Sunday, February 12, 2017, was an important day for me, a very important day. Let me explain.
Back in the early nineteen seventies, when I was a news commentator on WBZ-TV in Boston, I was asked to appear at a fund-raising event at the recently opened New England Aquarium on Boston's Central Wharf. I was not asked to speak, nor was anyone else. The star attraction was the venue itself, which housed what was then the largest circular fish tank in the world. Patrons sipped Chardonnay and noshed on scallops wrapped in bacon as they gazed up close at sharks, giant sea turtles and the like. My assignment was to circulate among them (the patrons, not the sharks) and talk up the event. My line of patter would go something like this – Hi folks, I'm Dick Flavin from Channel Four. Isn't this a terrific place? Have you seen the penguins yet? – that sort of thing. Why the patrons would be more interested in hearing some guy from local television flap his gums than in watching a starfish at the bottom of the fish tank was a mystery. But that's what I did.
I went up to one group of seven or eight people and started into my spiel when a little guy whom I hadn't noticed popped out of the group, grabbed me by the hand, and said, "I know who you are. My wife and I watch you on the news and we really enjoy your work. My name is Dom DiMaggio."
I was dumbstruck. The great hero of my boyhood had introduced himself to me. I babbled an incoherent response and spent the rest of the evening wandering around in a daze. When I got home after the event I stayed up half the night composing a three-page letter telling him how much he had meant to my growing up years.
When I was in the third grade in Merrymount School in Quincy, I became the only boy in my class who had to wear glasses. The other kids teased me about it, though not in a mean-spirited way. Still, I was constantly reminded that I was different. This was long before the age of contact lenses and kids with glasses were thought to be nerdy, or even worse, delicate. I searched for a role model and luckily I didn't have to look far. The centerfielder for the Boston Red Sox was Dom DiMaggio and he wore glasses. In 1946 he was, I believe, the only position player in the American League with glasses and he was good. I mean really good. Back then two-thirds of the American League starting outfield in the annual All-Star game automatically consisted of baseball's two biggest stars, Ted Williams and Dom's big brother, Joe. That meant one opening up for grabs among every other outfielder in the league. More often than not the third starting outfielder was Dom DiMaggio. That's how good he was, not quite on the level of Ted and Joe, but better than everyone else.
I followed him closely and studied his accomplishments. I learned that he was the only outfielder in American League history to record five hundred putouts in a single season before the schedule was expanded from 154 to 162 games (only two others have done it since then). He still holds the major league record for most chances accepted per game over the length of his career. In his rookie year he played in the field in only ninety-four games, that's only 61% of the games on the schedule, and still led the league in assists by an outfielder. On offense, he had more base hits during the years he played (discounting 1953, when he batted only three times) than any other player in the major leagues. He set a record for runs batted in by a leadoff hitter. And he is the only player in the twentieth century to average more than one hundred runs scored per season and not be elected to the Hall of Fame. Those are only some of the things he did as a player, and they do not even begin to tell the story of what an outstanding man he was.

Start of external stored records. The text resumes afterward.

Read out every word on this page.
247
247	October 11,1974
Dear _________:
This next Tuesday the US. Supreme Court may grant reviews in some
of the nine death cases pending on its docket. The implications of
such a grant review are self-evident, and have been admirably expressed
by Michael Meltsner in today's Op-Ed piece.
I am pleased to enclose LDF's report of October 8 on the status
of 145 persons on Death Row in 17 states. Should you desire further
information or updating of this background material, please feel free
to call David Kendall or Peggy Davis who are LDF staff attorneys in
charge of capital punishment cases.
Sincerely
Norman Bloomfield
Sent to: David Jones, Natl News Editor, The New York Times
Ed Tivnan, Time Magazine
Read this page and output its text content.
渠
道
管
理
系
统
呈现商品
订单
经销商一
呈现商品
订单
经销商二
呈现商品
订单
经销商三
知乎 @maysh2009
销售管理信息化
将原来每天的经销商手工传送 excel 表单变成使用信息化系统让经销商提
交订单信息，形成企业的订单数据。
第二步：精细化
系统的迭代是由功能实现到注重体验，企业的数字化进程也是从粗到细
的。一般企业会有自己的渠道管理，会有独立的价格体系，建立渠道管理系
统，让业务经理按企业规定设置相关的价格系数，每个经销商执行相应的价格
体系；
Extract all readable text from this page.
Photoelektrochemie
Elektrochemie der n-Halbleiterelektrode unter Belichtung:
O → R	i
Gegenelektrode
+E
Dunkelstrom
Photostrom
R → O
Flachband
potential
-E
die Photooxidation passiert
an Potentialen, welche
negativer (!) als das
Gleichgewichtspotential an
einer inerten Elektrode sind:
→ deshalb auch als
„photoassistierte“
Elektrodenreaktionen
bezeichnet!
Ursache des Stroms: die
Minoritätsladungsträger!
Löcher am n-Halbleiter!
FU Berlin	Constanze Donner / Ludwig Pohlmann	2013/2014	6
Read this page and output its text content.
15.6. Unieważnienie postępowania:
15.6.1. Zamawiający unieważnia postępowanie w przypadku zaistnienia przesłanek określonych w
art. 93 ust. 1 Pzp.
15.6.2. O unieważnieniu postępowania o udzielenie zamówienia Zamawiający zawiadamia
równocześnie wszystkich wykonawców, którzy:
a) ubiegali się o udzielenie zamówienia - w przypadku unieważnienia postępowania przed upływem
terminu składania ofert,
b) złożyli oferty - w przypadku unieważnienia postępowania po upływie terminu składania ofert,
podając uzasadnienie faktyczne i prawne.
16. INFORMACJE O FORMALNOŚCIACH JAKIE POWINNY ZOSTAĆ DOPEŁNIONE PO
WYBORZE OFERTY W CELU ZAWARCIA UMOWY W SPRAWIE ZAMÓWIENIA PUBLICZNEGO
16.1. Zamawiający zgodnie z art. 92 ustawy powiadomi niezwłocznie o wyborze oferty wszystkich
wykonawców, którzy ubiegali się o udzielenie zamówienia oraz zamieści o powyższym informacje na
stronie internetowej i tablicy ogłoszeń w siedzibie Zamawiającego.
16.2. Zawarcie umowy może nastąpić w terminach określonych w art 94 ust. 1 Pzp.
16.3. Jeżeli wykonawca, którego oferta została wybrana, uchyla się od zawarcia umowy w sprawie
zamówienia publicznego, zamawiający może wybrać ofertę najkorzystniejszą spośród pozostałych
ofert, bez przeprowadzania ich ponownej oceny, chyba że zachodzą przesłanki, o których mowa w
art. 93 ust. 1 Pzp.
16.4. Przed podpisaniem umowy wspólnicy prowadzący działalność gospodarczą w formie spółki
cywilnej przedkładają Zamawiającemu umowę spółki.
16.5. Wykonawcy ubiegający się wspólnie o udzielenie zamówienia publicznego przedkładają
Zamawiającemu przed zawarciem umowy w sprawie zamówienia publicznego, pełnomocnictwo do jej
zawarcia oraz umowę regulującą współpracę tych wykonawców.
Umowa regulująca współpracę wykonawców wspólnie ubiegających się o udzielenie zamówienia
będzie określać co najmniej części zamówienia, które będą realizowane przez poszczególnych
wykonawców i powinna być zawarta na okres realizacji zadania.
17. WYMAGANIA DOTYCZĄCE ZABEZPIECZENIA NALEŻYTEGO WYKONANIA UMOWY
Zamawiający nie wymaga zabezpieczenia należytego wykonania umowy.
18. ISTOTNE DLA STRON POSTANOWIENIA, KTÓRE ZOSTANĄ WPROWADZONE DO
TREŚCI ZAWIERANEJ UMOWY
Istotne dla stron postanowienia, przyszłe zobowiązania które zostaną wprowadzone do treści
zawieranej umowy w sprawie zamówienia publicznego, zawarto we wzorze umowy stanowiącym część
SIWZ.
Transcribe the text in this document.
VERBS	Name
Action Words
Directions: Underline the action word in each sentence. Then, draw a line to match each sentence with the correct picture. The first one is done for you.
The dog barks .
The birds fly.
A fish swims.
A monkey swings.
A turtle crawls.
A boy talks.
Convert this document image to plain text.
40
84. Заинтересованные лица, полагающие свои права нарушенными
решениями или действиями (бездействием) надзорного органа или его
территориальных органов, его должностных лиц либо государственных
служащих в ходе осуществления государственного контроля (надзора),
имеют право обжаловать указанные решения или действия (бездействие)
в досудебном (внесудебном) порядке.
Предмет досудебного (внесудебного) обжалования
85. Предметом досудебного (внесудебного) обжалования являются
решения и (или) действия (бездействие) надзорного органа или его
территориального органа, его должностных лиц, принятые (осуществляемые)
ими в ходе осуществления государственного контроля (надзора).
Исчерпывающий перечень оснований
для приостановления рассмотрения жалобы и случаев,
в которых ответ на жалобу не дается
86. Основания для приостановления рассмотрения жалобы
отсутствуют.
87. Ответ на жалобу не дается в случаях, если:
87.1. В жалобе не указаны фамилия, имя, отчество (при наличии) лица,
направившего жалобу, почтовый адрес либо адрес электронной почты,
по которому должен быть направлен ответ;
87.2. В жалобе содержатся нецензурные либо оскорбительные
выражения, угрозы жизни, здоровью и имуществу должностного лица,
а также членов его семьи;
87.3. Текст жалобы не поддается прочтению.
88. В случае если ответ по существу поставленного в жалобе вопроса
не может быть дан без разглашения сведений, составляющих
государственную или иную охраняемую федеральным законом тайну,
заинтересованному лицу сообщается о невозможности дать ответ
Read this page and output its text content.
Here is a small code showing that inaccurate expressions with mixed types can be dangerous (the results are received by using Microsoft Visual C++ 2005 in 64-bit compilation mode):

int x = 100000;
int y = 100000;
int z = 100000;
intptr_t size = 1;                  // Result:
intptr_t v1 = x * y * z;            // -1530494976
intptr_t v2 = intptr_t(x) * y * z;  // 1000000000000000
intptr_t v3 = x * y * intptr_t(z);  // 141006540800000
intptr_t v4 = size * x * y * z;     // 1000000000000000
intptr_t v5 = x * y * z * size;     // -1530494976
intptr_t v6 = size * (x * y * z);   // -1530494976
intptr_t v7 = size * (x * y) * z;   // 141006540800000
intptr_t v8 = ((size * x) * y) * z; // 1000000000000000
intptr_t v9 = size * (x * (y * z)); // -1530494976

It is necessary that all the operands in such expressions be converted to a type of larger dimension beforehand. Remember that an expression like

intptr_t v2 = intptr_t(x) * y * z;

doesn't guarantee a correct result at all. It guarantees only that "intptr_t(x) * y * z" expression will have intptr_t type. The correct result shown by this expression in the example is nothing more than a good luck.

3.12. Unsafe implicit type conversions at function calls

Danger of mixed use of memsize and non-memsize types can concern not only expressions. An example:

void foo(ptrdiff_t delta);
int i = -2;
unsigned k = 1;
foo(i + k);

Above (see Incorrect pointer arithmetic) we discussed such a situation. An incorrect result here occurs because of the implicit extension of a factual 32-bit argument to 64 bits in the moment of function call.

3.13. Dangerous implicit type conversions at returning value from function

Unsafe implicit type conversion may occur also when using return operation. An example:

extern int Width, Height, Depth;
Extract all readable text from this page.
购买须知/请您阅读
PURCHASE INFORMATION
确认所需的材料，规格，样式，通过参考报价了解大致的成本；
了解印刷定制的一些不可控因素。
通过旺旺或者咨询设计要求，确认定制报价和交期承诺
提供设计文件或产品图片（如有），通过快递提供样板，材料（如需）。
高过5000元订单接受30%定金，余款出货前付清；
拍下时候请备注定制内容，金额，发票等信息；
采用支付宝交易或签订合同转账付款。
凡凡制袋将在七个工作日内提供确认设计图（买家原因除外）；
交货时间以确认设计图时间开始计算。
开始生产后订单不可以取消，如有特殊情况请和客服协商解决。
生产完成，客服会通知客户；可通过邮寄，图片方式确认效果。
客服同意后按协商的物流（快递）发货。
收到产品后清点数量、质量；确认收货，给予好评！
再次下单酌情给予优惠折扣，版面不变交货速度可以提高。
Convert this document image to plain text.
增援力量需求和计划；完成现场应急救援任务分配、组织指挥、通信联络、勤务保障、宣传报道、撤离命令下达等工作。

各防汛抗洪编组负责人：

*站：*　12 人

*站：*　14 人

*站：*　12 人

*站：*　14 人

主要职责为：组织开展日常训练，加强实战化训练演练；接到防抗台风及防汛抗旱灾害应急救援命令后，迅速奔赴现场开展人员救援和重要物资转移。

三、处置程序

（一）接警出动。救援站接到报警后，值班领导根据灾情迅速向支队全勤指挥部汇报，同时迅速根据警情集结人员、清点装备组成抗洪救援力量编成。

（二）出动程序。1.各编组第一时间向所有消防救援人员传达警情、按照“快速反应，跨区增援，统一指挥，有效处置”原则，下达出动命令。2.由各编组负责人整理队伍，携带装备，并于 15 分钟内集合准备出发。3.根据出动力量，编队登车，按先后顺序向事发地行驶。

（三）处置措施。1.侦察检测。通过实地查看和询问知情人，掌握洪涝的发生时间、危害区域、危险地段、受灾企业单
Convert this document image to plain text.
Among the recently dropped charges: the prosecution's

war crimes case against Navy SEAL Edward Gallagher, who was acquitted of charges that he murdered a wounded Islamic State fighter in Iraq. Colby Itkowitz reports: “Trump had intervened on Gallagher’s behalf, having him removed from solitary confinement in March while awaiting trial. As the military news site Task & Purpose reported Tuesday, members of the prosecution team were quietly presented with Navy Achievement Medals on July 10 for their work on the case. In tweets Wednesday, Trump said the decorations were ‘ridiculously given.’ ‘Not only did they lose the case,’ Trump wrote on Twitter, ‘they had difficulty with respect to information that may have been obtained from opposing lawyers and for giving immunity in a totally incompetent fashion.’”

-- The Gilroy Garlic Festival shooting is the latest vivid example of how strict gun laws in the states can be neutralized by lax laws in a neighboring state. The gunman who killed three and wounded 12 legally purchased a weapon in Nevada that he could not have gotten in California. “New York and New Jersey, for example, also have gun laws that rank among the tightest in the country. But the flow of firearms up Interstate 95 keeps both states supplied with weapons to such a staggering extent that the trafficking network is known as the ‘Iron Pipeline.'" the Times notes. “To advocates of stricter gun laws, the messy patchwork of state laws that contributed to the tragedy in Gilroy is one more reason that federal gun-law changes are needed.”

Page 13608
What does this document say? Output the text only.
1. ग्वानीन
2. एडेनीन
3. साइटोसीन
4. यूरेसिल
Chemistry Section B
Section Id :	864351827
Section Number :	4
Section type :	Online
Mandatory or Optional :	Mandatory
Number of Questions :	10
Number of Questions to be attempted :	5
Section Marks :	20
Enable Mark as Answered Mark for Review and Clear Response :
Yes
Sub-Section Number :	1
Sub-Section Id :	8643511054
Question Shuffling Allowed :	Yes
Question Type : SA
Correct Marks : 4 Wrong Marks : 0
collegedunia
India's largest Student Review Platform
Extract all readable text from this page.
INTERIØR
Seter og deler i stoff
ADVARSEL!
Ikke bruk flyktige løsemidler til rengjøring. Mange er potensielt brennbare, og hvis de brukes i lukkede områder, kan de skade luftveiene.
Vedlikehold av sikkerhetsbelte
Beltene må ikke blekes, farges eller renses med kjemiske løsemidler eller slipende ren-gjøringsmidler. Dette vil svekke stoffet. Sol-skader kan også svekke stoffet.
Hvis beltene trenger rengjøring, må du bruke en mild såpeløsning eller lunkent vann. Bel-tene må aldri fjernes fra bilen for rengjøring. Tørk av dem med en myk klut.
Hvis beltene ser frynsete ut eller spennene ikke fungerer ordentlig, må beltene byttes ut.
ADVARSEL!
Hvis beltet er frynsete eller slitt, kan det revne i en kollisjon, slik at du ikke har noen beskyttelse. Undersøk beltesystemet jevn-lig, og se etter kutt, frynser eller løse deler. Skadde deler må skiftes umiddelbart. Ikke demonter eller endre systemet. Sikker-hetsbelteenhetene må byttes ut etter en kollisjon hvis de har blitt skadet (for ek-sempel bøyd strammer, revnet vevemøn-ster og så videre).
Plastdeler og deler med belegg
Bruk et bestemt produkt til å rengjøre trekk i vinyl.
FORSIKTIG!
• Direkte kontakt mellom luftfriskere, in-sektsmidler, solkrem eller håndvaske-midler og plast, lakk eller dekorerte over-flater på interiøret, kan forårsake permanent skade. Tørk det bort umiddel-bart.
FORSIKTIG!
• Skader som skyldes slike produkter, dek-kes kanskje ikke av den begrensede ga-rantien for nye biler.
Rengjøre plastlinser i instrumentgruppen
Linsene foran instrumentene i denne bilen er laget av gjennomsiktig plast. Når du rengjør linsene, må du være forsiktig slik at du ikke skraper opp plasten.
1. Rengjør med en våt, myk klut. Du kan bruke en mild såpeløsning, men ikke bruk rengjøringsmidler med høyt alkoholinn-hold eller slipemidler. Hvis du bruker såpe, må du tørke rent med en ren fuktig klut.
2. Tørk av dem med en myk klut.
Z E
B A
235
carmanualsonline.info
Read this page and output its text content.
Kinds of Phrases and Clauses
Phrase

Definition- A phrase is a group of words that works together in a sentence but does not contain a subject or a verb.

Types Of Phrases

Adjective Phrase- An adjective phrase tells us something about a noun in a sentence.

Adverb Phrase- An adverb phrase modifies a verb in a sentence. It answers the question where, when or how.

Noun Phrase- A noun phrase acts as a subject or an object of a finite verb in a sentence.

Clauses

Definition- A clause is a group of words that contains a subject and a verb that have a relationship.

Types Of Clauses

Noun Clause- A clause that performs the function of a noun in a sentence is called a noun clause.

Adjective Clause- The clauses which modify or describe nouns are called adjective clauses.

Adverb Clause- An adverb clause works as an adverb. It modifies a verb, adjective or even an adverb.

A few weeks after my aquarium encounter with him, my wife and I were sitting in the lounge of a restaurant waiting for our table when the waitress came over with a round of drinks compliments of "that couple in the corner." I looked over and there were Dom and Emily DiMaggio, waving at us. That was the beginning of a friendship that I have treasured more than any other in my lifetime. I came to appreciate what a wonderful family man he was; how successful he was in business; and how generous he was to worthy charities, chief among them the Jimmy Fund.
He shared much of his life with me, like the memorable morning I spent at his kitchen table listening to him and his brother Joe talk baseball; they both pored over the box scores every day and knew who was hot and who was not. Another time I stood next to a golf cart in which he and Enos Slaughter wee sitting, kibitzing over the seventh game of the 1946 World Series, the game in which Slaughter made his famous mad dash from first to home to win the game and the series for the Cardinals. Slaughter's take: he'd have never tried it had not Dom pulled up lame while legging out a game tying double in the top half of the inning. On several occasions I sat with Dom and Ted Williams and was always struck by Ted's deferential attitude towards him. Ted admired him greatly because of all he had done and the way he lived his life.
People only dream of having that kind of special access. And it was handed to me by my boyhood hero and lifelong role model.
In 2007, I conducted a long interview for Red Sox Productions with Dom in which we discussed all that he had accomplished in his long and productive life. Rather than edit it down, NESN ran it in full as a two-part program. After he passed away in 2009 his son Peter told me that on the night he lay dying, a DVD of those programsplayed in a loop so he could hear it.
Oh, about February 12, 2017. It was important because it was the one hundredth anniversary of his birth. How lucky I was – no, how blessed I was – to have had him as a hero and to have known him.
I loved him then. I love him now. And I always will.